Unet+CityScape underfitting(-ish)


I’m having a problem with my Unet implementation, it seems that the network is unable to overfit on the training data (the CE loss plateaus at ~3.1 and the per pixel accuracy at 40-50%).
When i view a training image after every epoch on the training data i can see that the model just pretty much does 50% sky 50% road, which i guess hits the local minima for the Cross Entropy loss.
The model trains to 40-50% per pixel acc at the end of epoch 1 and then seems to stay there.

I am using Pytorch default Adam optimizer, i tried using SGD with lr=0.01/0.005/0.001 but the same problem persisted. The model uses 34 classes (CityScape Finely annotated 5000 images).

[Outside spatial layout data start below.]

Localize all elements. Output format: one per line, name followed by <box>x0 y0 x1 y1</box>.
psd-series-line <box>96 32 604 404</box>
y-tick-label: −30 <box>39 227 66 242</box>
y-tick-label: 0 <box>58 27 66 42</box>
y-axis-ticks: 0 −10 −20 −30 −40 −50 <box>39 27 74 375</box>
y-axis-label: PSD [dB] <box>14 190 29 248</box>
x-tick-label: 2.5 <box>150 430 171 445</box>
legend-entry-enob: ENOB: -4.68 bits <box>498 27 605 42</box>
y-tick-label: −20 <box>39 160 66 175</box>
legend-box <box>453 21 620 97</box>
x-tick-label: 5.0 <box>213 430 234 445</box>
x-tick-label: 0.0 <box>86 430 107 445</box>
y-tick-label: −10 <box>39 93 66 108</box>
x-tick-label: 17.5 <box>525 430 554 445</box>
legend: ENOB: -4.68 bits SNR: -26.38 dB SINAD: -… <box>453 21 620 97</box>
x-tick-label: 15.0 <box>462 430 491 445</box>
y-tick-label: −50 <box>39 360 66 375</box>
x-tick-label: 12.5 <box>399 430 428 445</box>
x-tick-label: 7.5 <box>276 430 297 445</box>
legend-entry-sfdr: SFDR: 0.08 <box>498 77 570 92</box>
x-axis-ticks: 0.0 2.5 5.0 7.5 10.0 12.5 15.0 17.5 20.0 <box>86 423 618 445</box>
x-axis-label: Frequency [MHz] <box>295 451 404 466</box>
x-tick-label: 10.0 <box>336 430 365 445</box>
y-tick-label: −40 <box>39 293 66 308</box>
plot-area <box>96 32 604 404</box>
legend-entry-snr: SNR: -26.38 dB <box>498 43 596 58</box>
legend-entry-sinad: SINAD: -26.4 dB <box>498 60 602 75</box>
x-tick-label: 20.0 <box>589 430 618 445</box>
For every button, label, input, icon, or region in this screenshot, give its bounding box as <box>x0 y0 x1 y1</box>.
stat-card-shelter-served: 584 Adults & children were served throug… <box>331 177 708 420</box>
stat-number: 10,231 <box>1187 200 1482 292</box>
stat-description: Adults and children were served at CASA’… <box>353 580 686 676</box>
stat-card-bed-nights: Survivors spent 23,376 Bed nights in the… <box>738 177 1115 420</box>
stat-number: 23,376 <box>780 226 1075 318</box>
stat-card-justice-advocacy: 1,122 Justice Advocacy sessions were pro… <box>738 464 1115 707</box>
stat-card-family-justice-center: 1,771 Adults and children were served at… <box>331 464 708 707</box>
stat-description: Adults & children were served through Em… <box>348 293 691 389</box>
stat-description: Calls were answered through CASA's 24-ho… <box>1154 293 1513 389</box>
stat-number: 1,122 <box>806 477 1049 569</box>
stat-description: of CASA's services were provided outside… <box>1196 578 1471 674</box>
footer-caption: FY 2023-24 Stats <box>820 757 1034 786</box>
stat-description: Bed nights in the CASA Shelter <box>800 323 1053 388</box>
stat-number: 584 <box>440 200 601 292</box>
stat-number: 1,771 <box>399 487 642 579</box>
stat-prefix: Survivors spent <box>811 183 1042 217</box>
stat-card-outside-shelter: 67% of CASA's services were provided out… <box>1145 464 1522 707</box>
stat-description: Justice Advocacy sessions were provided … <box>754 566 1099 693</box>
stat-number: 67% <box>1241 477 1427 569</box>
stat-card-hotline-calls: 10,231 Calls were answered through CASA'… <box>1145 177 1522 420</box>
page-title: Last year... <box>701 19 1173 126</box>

Here is my Unet implementation

import torch
import torch.nn as nn
import torch.nn.functional as F

class DoubleConv(nn.Module):

    def __init__(self, in_channels, out_channels):
        super(DoubleConv, self).__init__()
        self.down = nn.Sequential(
            nn.Conv2d(in_channels, out_channels, 3, padding=1),
            nn.Conv2d(out_channels, out_channels, 3, padding=1),

    def forward(self, x):
        x = self.down(x)
        return x

class DownScale(nn.Module):

    def __init__(self, in_channels, out_channels):
        super(DownScale, self).__init__()
        self.down_block = nn.Sequential(
            DoubleConv(in_channels, out_channels)

    def forward(self, x):
        x = self.down_block(x)
        return x

class UpScale(nn.Module):

    def __init__(self, in_channels, out_channels):
        super(UpScale, self).__init__()

        self.upsample = nn.ConvTranspose2d(in_channels, out_channels, 2, stride=2) 
        self.doubleconv = DoubleConv(in_channels, out_channels)
    def forward(self, x1, x2):

        x1 = self.upsample(x1, output_size=x2.shape)
        assert x1.shape == x2.shape, f"up size:{x1.shape}, previous:{x2.shape}"
        x = torch.cat([x2, x1], dim=1)
        x = self.doubleconv(x)
        return x

class Unet(nn.Module):

    def __init__(self, input_channels, num_classes):
        super(Unet, self).__init__()
        self.inconv = DoubleConv(input_channels, 64)
        self.down_block1 = DownScale(64, 128)
        self.down_block2 = DownScale(128, 256)
        self.down_block3 = DownScale(256, 512)
        self.down_block4 = DownScale(512, 1024)
        self.up_block1 = UpScale(1024, 512)
        self.up_block2 = UpScale(512, 256)
        self.up_block3 = UpScale(256, 128)
        self.up_block4 = UpScale(128, 64)
        self.outputmap = nn.Conv2d(64, num_classes, kernel_size=1)

    def forward(self, x):
        x1 = self.inconv(x)
        x2 = self.down_block1(x1)
        x3 = self.down_block2(x2)
        x4 = self.down_block3(x3)
        x5 = self.down_block4(x4)
        x = self.up_block1(x5, x4)
        x = self.up_block2(x, x3)
        x = self.up_block3(x, x2)
        x = self.up_block4(x, x1)
        x = self.outputmap(x)
        y = nn.Softmax(dim=1)(x)
        return y

Here is an image of the model after the 2nd epoch (it stays pretty much like this even after 3-4 epochs):

However for a different semantic segmentation dataset, the model seemed to learn:

What i have tried:

  • Cross entropy with weights per class (0.1-0.5 for sky/road/building class (the most frequent ones), 1.0 for others), but that didn’t really work.

To me this seems to be a loss function problem which doesn’t get out of the local minima, but i thought that cross entropy should sort of work. I haven’t tried dice loss or any other losses, if you could point out any tips it would be wonderful.